If you want to participate to this project, you simply have to download the application and run it. The application will not require you to install it. It will run from where it’s stored. It is made in Java, so the only constraint will be for you to have a recent Java Virtual Machine installed. All recent computer should already have it.
You can run this application with its frontend to see what it’s doing, or you can run it on server side without graphical interface displayed (not available yet). You can stop the application whenever you want, but plus allow it few seconds to save the work in progress.
When the application is launched for the first time, it creates multiple files in the directory when it’s run.
First, you will see a “robotCache” directory created. It’s used to store the robots.txt files retrieved to limit the bandwidth used to get them.
bandwidth.log file is used to store your bandwidth usage to display what’s used and stop when the tool is reaching configured limit.
crawler.dat file is used to store the crawler workloads.
DistParser.log is used to store the tool’s logs. This is the file we will ask you to share if you are facing any issue with the application.
english.txt and francais.txt are dictionary files downloaded by the application for it’s usage.
And last, crawler.properties which will contain the Crawler configuration.
If you want to setup the application with your own parameters, here is the list of options the application can get, and what they are used for.
Configure the max download speed, in bytes per seconds.

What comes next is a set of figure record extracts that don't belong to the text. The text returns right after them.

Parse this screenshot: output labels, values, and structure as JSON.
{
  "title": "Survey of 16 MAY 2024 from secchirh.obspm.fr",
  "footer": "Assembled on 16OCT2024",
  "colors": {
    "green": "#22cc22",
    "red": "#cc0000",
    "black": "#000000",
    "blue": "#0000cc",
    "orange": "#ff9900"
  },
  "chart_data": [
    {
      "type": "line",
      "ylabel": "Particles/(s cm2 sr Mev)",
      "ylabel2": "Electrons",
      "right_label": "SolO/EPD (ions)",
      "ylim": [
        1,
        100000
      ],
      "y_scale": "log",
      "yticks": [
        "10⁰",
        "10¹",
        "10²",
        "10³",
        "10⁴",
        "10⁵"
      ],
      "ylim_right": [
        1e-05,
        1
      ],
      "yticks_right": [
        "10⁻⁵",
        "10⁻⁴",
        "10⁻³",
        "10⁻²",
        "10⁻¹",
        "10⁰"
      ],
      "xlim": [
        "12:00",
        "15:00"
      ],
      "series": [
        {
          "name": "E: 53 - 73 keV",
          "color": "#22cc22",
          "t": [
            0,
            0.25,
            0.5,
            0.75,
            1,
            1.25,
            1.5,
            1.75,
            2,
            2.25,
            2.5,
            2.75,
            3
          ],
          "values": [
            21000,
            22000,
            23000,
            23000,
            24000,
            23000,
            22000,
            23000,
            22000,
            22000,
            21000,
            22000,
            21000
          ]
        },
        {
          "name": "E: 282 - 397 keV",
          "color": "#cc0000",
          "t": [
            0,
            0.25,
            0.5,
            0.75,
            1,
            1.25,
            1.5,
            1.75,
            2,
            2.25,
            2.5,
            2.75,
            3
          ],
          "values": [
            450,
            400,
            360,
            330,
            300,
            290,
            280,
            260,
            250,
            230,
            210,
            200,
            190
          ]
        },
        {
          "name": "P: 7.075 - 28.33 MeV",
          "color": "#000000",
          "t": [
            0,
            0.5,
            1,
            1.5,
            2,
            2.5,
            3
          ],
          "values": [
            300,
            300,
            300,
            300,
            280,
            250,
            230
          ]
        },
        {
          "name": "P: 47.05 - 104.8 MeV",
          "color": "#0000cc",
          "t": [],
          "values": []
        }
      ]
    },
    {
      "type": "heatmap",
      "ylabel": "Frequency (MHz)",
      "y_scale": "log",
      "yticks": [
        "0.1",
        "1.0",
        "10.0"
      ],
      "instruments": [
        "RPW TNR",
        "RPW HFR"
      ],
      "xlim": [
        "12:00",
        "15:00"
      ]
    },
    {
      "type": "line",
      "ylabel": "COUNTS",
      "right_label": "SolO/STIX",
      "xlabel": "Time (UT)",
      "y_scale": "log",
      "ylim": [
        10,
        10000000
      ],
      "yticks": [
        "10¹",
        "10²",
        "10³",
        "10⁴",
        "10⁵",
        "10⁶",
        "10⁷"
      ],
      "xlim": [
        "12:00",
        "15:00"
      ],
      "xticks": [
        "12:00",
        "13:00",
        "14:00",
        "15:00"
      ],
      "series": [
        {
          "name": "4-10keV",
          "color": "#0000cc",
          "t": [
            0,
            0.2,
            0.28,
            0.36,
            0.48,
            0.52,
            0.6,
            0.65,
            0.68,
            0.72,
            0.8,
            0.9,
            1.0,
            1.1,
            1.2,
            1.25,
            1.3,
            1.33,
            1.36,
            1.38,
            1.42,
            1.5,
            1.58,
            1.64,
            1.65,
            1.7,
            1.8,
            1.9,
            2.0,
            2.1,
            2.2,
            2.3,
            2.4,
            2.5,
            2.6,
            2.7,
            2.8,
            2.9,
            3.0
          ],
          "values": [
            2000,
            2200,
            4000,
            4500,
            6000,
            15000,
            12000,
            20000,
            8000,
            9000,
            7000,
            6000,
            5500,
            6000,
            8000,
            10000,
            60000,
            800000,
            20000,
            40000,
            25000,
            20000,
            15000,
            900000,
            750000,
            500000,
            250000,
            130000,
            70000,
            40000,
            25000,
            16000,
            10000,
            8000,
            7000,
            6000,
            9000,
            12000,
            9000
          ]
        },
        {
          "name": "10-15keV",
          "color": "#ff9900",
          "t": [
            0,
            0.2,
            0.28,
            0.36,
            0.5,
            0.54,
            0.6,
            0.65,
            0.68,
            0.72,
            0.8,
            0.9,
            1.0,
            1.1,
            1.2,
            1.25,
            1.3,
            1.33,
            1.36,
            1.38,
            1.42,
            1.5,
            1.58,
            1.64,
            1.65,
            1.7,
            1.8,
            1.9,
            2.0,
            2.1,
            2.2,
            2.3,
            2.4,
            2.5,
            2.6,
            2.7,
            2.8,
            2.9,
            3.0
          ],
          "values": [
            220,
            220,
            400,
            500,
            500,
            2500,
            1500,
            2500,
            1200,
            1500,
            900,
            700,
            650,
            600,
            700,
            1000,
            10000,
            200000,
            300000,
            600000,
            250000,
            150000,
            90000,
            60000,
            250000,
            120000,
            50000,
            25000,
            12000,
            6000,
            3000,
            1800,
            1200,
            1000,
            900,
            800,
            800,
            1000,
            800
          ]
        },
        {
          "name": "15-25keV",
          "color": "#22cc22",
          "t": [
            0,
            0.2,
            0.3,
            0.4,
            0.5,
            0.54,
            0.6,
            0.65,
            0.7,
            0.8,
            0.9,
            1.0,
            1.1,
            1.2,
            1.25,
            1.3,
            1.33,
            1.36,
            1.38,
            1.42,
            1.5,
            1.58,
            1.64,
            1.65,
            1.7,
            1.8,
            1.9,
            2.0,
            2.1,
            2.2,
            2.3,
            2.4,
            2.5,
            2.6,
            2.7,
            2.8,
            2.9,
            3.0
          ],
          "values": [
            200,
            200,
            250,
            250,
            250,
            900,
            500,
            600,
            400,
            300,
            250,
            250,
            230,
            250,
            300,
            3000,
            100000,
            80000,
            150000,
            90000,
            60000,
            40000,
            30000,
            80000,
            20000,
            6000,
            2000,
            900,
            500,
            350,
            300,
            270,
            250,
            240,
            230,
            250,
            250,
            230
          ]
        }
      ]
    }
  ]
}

Default value is 200kb/s.
Configure the number of walkers we want to have at the same time. The more you have, the faster the download will be. Default value is 10.
Configure the max upload speed, in bytes per seconds. Default value is 40kb/s.
Configure the daily usage limitation. Default value is 1GB
Configure the monthly usage limitation. Default value is 40GB
Configure the first day of the month for you monthly usage. Useful when your billing cycle is not starting on the 1st. Default value is 1.
Configure the number of workloads the crawler should always keep to allow walkers to work. There can’t be more than 3 walkers working on the same domain (based on the domain name). So it’s recommended to have more than one workload at a time in case there is many URLs to parse from the same domain. That will allow walkers to work on some other workload.